Reality Check verdict: The UK can aim for a deal that allows full preferential access to the single market without having to accept freedom of movement, but no country has managed such a deal so far and some European politicians have said they would oppose it.

Chris Grayling, leader of the House of Commons, has told BBC Radio 4: "We need a free trade agreement with the European Union, which allows us to control the flow of people into and out of the country."

Is that realistic?

The 28 members of the European Union all get to trade on the single market without barriers, but they all have to accept freedom of movement, which means that any EU citizen is free to live, work or study in any member state.

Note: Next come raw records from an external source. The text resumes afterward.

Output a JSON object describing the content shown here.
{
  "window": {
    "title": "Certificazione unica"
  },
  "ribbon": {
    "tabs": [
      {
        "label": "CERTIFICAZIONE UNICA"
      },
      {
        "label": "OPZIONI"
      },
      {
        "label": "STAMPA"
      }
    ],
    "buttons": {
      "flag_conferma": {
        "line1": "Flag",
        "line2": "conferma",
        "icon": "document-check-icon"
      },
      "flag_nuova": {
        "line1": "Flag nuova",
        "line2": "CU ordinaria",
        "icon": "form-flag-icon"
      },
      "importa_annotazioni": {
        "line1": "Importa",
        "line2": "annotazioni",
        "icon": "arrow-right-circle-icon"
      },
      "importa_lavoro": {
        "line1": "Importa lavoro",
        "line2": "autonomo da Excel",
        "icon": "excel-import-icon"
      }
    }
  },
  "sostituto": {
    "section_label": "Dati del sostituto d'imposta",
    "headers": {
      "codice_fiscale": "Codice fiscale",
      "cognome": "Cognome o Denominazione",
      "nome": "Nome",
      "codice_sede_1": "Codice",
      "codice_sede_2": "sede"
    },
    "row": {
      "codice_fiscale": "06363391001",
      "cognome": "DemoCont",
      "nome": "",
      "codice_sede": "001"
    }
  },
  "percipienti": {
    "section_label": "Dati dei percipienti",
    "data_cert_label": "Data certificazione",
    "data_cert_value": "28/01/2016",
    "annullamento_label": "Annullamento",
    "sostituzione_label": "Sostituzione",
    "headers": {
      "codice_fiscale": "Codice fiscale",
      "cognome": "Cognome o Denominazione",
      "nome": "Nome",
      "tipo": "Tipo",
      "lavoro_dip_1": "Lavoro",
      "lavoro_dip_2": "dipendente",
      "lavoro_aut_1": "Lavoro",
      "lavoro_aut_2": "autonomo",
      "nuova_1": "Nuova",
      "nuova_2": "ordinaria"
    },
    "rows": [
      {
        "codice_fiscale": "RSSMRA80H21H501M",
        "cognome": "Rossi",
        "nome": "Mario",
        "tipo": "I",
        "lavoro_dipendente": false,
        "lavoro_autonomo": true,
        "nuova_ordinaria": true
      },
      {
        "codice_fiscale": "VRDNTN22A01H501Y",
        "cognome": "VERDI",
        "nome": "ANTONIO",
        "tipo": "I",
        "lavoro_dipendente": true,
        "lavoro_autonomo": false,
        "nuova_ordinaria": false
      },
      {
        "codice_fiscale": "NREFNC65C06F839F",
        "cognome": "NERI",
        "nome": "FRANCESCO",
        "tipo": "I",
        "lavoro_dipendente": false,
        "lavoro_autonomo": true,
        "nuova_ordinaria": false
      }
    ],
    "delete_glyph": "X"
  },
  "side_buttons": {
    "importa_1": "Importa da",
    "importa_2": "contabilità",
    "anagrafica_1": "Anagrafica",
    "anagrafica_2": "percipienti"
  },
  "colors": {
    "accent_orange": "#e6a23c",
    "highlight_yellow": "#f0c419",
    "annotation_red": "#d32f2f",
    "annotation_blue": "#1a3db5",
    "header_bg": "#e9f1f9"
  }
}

There are other countries that have full access to the single market without being members of the EU.

Norway is a member of the European Economic Area. It has to contribute to the EU Budget and accept freedom of movement, although it does not get to vote on EU policies.

As a member of the European Free Trade Association, Switzerland has access to the single market in some, but not all, areas of trade. It makes a smaller contribution to the EU Budget than Norway does.

At the moment, Switzerland accepts freedom of movement, although it held a referendum in 2014 that supported placing limits on immigration.

Canada has been negotiating a free trade agreement with the EU that does not require it to accept freedom of movement, although it has not yet been implemented.

The deal eliminates most trade tariffs, but some "sensitive" food items, including eggs and chicken, are not covered by it.

Services make up about 80% of the UK economy, yet they are only partially covered by Canada's deal. Crucially, a deal like Canada's would not give UK financial services the EU market access that they have now. It would be hard for London-based banks to get "passporting" rights for their services in the EU - rights that they value hugely now.

Chris Grayling pointed out that "today, there is no single market in services". It is true that there is not an overall single market in services, although the EU is working on developing one.

But there are EU rules, such as passporting for financial services (which allows banks authorised to operate in one member state to operate in all of them) that help services providers.

Also, freedom of movement is helpful to many companies offering services throughout Europe as it allows them to send staff to offer support or training, for example, without needing any form of working visa.

Throughout the referendum campaign, Leave campaigners argued that the UK would be able to get a better deal than any currently in existence because it is such a big customer of European products.

On the other hand, Joseph Daul, the leader of the European People's Party, which is the biggest group in the European Parliament, has said he would "firmly oppose any attempts to interfere with the freedom of movement".